Penulis: Al-Ustadzah Ummu Ishaq Al-Atsariyyah
Telah berulang-ulang kita singgung tentang penghargaan Islam
terhadap kaum wanita. Namun masih saja ada permasalahan yang
tertinggal, tak sempat diangkat karena keterbatasan yang ada. Karenanya
tidak ada salahnya kita kembali berbicara tentang hal tersebut.
Beberapa bukti yang menunjukkan penghargaan terhadap wanita dalam Islam kita dapati dalam beberapa peristiwa di bawah ini:
1. Dikabulkannya jaminan perlindungan yang diberikan seorang wanita
Hal ini tampak dalam kisah Ummu Hani` bintu Abi Thalib radhiyallahu
‘anha ketika Fathu Makkah, saat ia memberikan perlindungan kepada
mertuanya dan seorang lelaki dari kalangan kerabatnya, padahal dua
orang ini telah diputuskan untuk dibunuh.

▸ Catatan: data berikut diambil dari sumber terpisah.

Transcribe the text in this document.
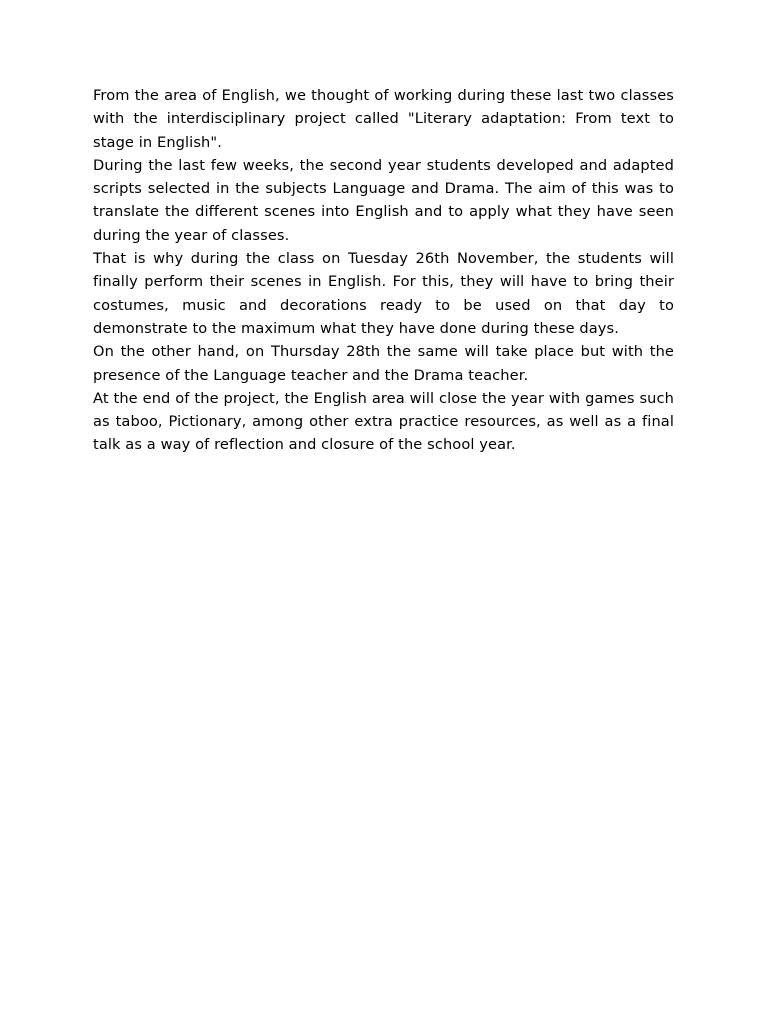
From the area of English, we thought of working during these last two classes with the interdisciplinary project called "Literary adaptation: From text to stage in English".

During the last few weeks, the second year students developed and adapted scripts selected in the subjects Language and Drama. The aim of this was to translate the different scenes into English and to apply what they have seen during the year of classes.

That is why during the class on Tuesday 26th November, the students will finally perform their scenes in English. For this, they will have to bring their costumes, music and decorations ready to be used on that day to demonstrate to the maximum what they have done during these days.

On the other hand, on Thursday 28th the same will take place but with the presence of the Language teacher and the Drama teacher.

At the end of the project, the English area will close the year with games such as taboo, Pictionary, among other extra practice resources, as well as a final talk as a way of reflection and closure of the school year.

Ummu Hani radhiyallahu ‘anha
berkisah:
ذَهَبْتُ إِلَى رَسُوْلِ اللهِ صلى الله عليه وسلم عَامَ الْفَتْحِ،
فَوَجَدْتُهُ يَغْتَسِلُ وَفَاطِمَةُ ابْنَتُهُ تَسْتُرُهُ. قاَلَتْ:
فَسَلَّمْتُ عَلَيْهِ، فَقَالَ: مَنْ هذِهِ؟ فَقُلْتُ: أُمُّ هَانِئٍ
بِنْتُ أَبِي طَالِبٍ. فَقَالَ: مَرْحَبًا بِأُمِّ هَانِئٍ. فَلَمَّا
فَرَغَ مِنْ غُسْلِهِ قَامَ فَصَلَّى ثَمَانِيَ رَكَعَاتٍ مُلْتَحِفًا فِي
ثَوْبٍ وَاحِدٍ. فَلَمَّ انْصَرَفَ قُلْتُ: يَا رَسُوْلَ اللهِ، زَعَمَ
ابْنُ أُمِّي أَنَّهُ قَاتِلٌ رَجُلاً قَدْ أَجَرْتُهُ، فُلاَنَ ابْنَ
هُبَيْرَةَ. فَقَالَ رَسُوْلُ اللهِ صلى الله عليه وسلم: قَدْ أََجَرْنَا
مَنْ أََجَرْتِ يَا أُمَّ هَانِىءٍ. قَالَتْ أُمُّ هَانِئٍ: ذَاكَ ضُحًى.
“Aku pergi menemui Rasulullah Shallallahu ‘alaihi wa sallam pada tahun
terjadinya Fathu Makkah. Aku dapati beliau sedang mandi dalam keadaan
ditutupi kain oleh putri beliau Fathimah. Aku mengucapkan salam kepada
beliau. “Siapa ini yang datang?” tanya beliau dari belakang kain yang
menutupi beliau.
“Saya Ummu Hani` bintu Abi Thalib,” jawabku.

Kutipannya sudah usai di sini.